Ghosh also traces the origins of modern-day energy and mining companies back to the opium trade. The energy giant Shell (earlier Royal Dutch), for instance, descended from the Royal Dutch Trading Company, which was founded by the Dutch royal family and held a monopoly over the colonial opium trade in the Dutch East Indies. The Dutch royal house also started BHP Billiton—today, one of the world’s largest mining concerns. BHP once owned a license to sell opium to its own exploited and abused miners, to suppress their pain and keep them working.

As Ghosh rightly points out, the global traffic in opium “created a system in which indifference to human suffering was not just accepted by the ruling elites but was justified and promoted by a set of theories… It is this that made it possible for the European empires to push opium on China and Southeast Asia and it is what makes it possible for the wealthy and powerful to be suicidally indifferent to the prospect of a global catastrophe,” he adds. While patterns of ideologically justified rapacious cruelty certainly did not begin with the opium trade, Ghosh’s perceptible outrage is not misplaced.

The manifold ways in which human history has been, and continues to be, shaped by non-human forces has been a recurrent theme in Ghosh’s prior body of work, including the Ibis trilogy, The Great Derangement: Climate Change and the Unthinkable (2016), and, more recently, The Nutmeg’s Curse: Parables for a Planet in Crisis (2021) and The Living Mountain (2022). In Smoke and Ashes, by following the trail of devastation left by the opium poppy over centuries, Ghosh once again emphasizes the agency of natural entities, which are interlinked in delicately balanced systems—systems that are becoming increasingly crucial to understand in a climate-insecure world.

In his essayistic book The Nutmeg’s Curse, the author paints the climate crisis as an instance of the Earth lashing out with something akin to agency. Ghosh observes how the opium poppy seems to exert a causal power over humanity that can scarcely be contained by suppression or legalization—and not only in the sense of its addiction potential. Despite all eradication efforts, the plant has continued to proliferate over centuries, with the world producing more opium now than at any point in history. In synthetic opioids like heroin and, more recently, fentanyl, opium has also mutated into even more potent and addictive versions. In all of this, Ghosh sees an “intelligence at work” that is controlling rather than being controlled by humans.

Smoke and Ashes joins the author’s past body of work as a call to recognize non-human entities as agential subjects in their own right. In a world wracked by climate strife, it urges a dismantling of colonial and capitalist logics that see nature as an inert “resource” that exists to be exploited by humans for profit. Instead, following Potawotami scholar Kimmerer, Ghosh advocates for a “species-level humility” that acknowledges “that there are beings and entities on this planet that have the power to amplify human intentions and intervene in relations between people.”

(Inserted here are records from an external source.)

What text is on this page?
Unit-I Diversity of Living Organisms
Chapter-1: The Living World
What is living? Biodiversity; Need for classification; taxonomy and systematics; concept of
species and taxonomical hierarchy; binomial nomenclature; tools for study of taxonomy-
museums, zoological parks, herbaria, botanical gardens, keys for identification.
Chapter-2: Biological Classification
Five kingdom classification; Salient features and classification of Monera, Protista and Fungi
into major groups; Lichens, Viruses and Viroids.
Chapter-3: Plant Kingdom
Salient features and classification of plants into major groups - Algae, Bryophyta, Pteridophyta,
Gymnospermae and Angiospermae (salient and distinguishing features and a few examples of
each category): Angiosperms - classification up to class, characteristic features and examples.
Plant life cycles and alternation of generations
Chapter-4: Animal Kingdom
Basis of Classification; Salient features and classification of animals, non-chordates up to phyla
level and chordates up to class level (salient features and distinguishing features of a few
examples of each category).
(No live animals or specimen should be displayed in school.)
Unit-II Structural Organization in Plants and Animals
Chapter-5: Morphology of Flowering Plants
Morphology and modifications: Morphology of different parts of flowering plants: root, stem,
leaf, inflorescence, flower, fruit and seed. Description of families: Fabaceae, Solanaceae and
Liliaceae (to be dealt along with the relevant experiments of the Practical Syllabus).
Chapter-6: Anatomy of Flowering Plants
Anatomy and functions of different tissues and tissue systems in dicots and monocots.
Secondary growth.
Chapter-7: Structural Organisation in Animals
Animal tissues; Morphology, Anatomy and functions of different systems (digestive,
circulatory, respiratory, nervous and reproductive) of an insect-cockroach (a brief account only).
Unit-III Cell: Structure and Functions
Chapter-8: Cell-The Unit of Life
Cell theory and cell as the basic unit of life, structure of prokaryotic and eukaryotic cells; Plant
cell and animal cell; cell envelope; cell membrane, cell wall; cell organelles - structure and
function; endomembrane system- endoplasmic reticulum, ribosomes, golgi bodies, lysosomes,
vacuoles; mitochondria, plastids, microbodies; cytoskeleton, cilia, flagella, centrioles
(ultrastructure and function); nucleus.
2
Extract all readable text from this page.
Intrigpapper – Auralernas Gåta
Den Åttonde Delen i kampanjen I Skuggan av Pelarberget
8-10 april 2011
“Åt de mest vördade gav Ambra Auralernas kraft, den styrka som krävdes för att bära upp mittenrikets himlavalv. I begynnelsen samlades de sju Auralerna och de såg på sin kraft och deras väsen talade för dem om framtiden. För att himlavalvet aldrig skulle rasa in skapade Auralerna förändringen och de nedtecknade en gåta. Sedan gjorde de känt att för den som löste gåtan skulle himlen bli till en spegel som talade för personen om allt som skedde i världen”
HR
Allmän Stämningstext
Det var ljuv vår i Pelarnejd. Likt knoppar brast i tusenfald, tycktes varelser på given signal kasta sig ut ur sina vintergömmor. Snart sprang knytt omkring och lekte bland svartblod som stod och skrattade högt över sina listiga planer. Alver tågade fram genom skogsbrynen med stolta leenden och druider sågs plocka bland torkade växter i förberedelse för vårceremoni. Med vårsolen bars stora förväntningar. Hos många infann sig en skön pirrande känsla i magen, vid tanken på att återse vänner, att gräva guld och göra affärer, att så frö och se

These are philosophical digressions, if interesting ones, and there are other, less poetically inclined materialist systems theories that variously posit the agential function of inert objects or non-human materials. But those are debates for another time. Ghosh’s book is successful on its own terms: as an exhumation of historical crimes that carried a grave toll. With Smoke and Ashes, he advances the necessary work of reorienting our understanding of the world in a way that has real explanatory power: by considering the ramifications of non-human entities, but especially by underscoring how the introjection of profit is the central driver of poisonous ideology and social cruelty. Smoke and Ashes makes for a vivid and startling evocation of stories long forgotten by many—and of stories, like the hundreds of thousands of American overdose deaths, that remain all too immediate and real.♦





Sohel Sarkar is a freelance journalist, editor, and feminist researcher-writer.